Seismic saw potential and rebranded the light lager under a spinoff brand, Tremor California, using organic hops in tandem with organic-certified Admiral malt. The brewery released the lager in 2020 in cans that prominently highlight the California malt. It’s top billing for an ingredient rarely made into a main event. “To most folks, grain is a vehicle to produce alcohol,” Hooper says. “You’re not supposed to think about it.”

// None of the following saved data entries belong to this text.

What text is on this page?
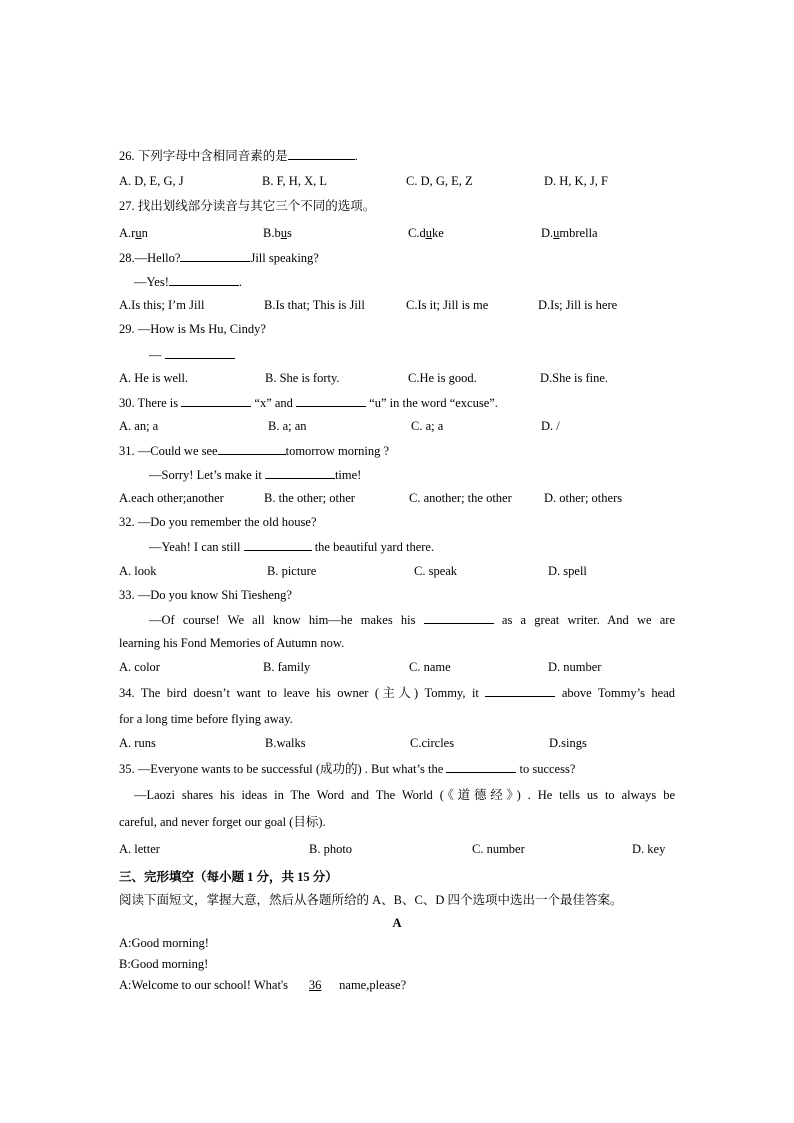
26. 下列字母中含相同音素的是	.
A. D, E, G, J	B. F, H, X, L	C. D, G, E, Z	D. H, K, J, F
27. 找出划线部分读音与其它三个不同的选项。
A.run	B.bus	C.duke	D.umbrella
28.—Hello?	Jill speaking?
—Yes!	.
A.Is this; I’m Jill	B.Is that; This is Jill	C.Is it; Jill is me	D.Is; Jill is here
29. —How is Ms Hu, Cindy?
—
A. He is well.	B. She is forty.	C.He is good.	D.She is fine.
30. There is	“x” and	“u” in the word “excuse”.
A. an; a	B. a; an	C. a; a	D. /
31. —Could we see	tomorrow morning ?
—Sorry! Let’s make it	time!
A.each other;another	B. the other; other	C. another; the other	D. other; others
32. —Do you remember the old house?
—Yeah! I can still	the beautiful yard there.
A. look	B. picture	C. speak	D. spell
33. —Do you know Shi Tiesheng?
—Of course! We all know him—he makes his	as a great writer. And we are
learning his Fond Memories of Autumn now.
A. color	B. family	C. name	D. number
34. The bird doesn’t want to leave his owner (主人) Tommy, it	above Tommy’s head
for a long time before flying away.
A. runs	B.walks	C.circles	D.sings
35. —Everyone wants to be successful (成功的) . But what’s the	to success?
—Laozi shares his ideas in The Word and The World (《道德经》) . He tells us to always be
careful, and never forget our goal (目标).
A. letter	B. photo	C. number	D. key
三、完形填空（每小题 1 分，共 15 分）
阅读下面短文，掌握大意，然后从各题所给的 A、B、C、D 四个选项中选出一个最佳答案。
A
A:Good morning!
B:Good morning!
A:Welcome to our school! What's 36 name,please?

Malt is brewing’s most essential and overlooked ingredient, a product of agriculture and careful manipulation. It starts by steeping cereal grains, commonly barley or wheat, to spur germination and the production of enzymes that break starches into fermentable sugars. Kiln-drying curtails germination, creating the pale base malt that becomes the foundation for most beer. (Specialty malts are roasted like coffee beans to the desired dark intensity.) Farms in the Upper Great Plains and Pacific Northwest—notably Idaho, Montana, and North Dakota—grow most American barley, and malting concerns source assorted harvests to create a homogenized commodity of great consistency and affordability.

Breweries now want more than mere sugary potential, seeking flavorful difference in distinctive malt. They’re supporting independent farmers and collaborating with malting companies, sometimes one and the same, for heirloom malts or varieties custom-smoked with lavender. These new-breed malts deliver a sense of time and place and a singular taste, using novel malt to create beers that drink against the grain. The groundswell movement connects “brewers closer to the origins of their foundational ingredient,” says Jesse Bussard, the executive director of the Craft Maltsters Guild, encompassing more than 60 small-scale malting companies across Canada and America.


“Genie” variety barley at Root Shoot Malting in Loveland, Colorado. | Photo by Luke Trautwein/Brewer’s Association.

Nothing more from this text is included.